8 ay sonunda heyecanla kapımı çaldı minik gülten. aceleyle konuşmamız gerektiğini söyledi. beraber çıktık. ve acı gerçeği itiraf etti biyikli. kukuşunun yerinde çük çıktığını söylediğinde şok geçirdim. nasıl yani anlamamıştım. ücra bir köşede hayretler içerisinde kukunun yerine çıkan yaklaşık 1 cm lik çükü gördüğümde içimden bildiğim tüm namaz dualarını okudum ağzım açık. doktorların açıklamasına göre kukusundan yemiş olduğu bir aylık serumun sonucunda büllüklenmişti. ibretlendim ve artık minik gültenle görüşmeme gibi radikal karar alarak yollarımızı ayırdık ama bağları tamamen koparmadık.

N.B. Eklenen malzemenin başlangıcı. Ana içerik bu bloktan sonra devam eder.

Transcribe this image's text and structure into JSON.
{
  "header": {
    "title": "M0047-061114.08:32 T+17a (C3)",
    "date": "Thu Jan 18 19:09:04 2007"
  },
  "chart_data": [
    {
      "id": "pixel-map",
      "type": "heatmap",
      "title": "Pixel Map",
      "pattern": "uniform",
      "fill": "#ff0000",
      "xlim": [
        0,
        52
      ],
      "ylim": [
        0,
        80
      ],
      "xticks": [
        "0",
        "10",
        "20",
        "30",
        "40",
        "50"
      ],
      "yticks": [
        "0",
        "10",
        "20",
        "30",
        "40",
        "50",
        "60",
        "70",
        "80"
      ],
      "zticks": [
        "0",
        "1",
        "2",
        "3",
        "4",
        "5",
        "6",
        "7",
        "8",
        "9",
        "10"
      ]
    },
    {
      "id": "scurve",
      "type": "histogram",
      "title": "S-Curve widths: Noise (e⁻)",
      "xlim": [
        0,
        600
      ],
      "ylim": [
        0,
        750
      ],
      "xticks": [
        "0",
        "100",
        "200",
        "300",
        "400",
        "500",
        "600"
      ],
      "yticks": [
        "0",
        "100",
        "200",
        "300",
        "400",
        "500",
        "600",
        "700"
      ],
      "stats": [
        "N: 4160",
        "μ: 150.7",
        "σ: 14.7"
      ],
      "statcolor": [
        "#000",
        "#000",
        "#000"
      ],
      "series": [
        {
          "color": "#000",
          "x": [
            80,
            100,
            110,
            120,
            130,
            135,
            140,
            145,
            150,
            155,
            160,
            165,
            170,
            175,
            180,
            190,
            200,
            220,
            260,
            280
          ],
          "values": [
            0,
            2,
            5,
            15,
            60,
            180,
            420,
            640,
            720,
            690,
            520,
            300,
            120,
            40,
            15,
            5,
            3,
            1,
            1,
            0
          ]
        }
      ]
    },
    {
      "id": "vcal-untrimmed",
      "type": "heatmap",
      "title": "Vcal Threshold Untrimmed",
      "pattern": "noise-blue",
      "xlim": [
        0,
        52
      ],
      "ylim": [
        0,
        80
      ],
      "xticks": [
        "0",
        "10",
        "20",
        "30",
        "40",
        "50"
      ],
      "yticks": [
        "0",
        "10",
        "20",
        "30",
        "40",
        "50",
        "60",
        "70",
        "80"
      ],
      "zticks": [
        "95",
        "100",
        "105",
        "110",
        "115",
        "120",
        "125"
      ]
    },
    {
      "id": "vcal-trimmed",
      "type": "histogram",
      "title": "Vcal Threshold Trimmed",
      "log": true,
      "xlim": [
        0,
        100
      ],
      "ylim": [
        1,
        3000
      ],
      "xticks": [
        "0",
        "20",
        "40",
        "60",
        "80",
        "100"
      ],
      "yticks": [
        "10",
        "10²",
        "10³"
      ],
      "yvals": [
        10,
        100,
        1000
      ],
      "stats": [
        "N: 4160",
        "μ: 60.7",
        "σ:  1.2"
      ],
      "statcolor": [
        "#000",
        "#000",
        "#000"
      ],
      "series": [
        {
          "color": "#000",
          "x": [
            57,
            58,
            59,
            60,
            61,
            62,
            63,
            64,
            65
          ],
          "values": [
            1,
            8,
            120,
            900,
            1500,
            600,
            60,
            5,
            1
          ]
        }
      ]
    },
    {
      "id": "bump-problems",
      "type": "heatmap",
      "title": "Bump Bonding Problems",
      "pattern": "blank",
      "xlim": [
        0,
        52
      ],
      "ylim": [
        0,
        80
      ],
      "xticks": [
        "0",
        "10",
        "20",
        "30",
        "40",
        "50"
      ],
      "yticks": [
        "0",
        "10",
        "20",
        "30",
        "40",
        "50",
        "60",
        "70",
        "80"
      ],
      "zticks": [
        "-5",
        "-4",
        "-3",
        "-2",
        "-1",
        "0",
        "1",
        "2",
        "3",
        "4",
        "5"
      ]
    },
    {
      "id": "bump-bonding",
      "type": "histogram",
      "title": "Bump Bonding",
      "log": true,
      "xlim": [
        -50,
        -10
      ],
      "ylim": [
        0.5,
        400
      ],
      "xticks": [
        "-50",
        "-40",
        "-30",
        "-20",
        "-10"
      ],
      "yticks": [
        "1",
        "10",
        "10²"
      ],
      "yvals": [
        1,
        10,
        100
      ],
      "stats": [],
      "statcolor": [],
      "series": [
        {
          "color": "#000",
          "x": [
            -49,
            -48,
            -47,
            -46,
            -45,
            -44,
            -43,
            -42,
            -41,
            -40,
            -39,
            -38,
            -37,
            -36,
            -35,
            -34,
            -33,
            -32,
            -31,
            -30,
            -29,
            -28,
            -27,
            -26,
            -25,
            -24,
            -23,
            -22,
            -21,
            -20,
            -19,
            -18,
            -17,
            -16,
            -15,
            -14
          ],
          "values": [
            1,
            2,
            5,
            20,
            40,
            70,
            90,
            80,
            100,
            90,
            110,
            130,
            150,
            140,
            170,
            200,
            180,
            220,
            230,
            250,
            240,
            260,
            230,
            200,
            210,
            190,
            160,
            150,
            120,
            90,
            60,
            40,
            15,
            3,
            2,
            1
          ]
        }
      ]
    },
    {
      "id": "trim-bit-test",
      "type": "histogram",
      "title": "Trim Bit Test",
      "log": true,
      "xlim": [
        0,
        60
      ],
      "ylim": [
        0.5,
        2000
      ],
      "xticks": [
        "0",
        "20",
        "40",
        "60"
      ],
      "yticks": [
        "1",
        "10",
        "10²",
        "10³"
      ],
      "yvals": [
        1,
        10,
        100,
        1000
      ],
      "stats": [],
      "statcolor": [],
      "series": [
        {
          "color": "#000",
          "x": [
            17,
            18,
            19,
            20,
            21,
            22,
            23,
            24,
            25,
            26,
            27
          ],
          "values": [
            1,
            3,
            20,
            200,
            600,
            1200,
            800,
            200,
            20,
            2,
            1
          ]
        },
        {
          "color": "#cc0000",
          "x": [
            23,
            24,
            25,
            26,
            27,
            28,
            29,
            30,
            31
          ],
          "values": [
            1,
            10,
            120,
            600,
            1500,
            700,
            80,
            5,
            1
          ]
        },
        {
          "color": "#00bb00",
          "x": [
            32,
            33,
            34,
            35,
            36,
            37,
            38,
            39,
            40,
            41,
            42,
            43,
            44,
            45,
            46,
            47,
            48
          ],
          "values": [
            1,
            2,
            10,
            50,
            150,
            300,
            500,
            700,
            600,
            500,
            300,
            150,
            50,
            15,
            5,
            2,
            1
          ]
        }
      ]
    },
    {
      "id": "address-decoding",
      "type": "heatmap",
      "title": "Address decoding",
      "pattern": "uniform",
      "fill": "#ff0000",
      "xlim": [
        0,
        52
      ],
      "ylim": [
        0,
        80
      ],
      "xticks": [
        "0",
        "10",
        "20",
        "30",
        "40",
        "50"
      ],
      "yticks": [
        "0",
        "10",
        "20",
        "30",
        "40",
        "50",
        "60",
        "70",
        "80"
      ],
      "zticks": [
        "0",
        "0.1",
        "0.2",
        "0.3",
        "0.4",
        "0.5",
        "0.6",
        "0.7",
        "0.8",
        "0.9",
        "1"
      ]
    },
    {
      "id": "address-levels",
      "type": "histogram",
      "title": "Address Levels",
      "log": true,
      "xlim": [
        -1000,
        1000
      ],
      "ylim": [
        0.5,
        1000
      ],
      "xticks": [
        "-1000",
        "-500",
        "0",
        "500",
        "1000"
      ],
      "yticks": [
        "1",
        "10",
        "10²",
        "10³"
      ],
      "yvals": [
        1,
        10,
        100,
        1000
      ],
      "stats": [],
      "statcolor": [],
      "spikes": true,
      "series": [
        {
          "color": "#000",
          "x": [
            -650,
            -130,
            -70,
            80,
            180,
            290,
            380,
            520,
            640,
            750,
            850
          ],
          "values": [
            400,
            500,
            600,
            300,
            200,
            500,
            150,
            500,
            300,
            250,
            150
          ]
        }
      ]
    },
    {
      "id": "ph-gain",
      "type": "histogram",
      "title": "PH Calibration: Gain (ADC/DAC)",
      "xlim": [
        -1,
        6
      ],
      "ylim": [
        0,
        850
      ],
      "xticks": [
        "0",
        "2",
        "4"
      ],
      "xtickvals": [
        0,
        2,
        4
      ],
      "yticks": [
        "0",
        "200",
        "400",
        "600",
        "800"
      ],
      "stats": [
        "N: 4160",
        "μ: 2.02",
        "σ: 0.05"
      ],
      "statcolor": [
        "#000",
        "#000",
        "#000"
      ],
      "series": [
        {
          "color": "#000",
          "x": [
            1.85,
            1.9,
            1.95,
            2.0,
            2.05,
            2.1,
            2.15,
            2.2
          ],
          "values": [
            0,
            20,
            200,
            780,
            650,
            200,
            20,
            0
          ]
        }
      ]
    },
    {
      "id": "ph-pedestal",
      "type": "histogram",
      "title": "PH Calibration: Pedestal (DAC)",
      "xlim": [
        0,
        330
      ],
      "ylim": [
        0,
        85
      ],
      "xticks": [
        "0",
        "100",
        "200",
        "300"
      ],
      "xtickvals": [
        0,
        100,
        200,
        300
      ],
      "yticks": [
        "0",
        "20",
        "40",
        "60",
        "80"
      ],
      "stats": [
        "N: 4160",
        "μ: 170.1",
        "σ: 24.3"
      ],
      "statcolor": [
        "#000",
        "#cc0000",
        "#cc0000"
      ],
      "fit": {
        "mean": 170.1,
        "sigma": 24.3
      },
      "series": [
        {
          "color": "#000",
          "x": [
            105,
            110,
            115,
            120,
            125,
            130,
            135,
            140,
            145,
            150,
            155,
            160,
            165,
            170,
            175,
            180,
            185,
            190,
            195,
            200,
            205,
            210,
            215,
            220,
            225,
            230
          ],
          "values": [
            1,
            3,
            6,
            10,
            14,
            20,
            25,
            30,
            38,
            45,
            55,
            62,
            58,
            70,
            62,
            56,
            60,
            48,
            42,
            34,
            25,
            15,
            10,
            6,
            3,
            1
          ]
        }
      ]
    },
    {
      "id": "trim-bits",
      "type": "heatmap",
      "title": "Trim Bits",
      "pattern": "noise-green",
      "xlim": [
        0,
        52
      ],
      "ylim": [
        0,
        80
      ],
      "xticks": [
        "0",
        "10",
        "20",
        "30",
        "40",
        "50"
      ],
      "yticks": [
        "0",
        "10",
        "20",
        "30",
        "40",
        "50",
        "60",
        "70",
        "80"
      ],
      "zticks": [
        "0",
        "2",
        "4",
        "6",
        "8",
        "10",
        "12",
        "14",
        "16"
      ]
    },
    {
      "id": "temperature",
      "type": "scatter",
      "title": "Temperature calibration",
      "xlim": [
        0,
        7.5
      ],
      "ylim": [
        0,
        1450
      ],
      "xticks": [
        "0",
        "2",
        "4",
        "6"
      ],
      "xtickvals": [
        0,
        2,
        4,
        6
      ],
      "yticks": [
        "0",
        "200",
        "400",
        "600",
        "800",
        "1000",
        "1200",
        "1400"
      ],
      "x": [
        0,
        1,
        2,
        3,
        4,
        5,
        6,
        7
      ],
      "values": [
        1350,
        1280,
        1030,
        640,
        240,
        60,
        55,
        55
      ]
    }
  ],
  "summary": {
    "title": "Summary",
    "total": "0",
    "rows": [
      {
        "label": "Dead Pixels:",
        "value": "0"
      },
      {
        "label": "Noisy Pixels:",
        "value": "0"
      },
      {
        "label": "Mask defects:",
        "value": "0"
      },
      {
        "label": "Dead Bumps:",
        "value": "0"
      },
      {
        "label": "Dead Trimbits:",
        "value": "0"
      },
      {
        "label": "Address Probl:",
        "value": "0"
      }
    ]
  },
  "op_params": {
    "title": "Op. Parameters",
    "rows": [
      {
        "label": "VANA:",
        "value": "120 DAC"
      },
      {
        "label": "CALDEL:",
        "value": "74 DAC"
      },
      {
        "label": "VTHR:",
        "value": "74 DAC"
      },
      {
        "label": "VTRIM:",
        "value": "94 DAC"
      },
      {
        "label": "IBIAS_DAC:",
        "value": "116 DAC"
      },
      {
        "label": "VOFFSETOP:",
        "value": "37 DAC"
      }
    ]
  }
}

bu olaydan sonra artık sadece telefonla görüşüyoruz bayramlarda seyranlarda. sözlükte yazarlık için torpil bile isteyebilirdim ama bunu özellikle kimselere haksızlık yapmak istemedim. ama bu anımı sizinle paylaşmak herşeye rağmen güzeldi. biyikli genç forvet hakkında kafanızda bir tanım veya verebileceğiniz bir örnek var edebildiysem ne mutlu bana.
saygılarımla arz ederim.
özet : biyikli genç forvet ile ilgili ibretlik anım.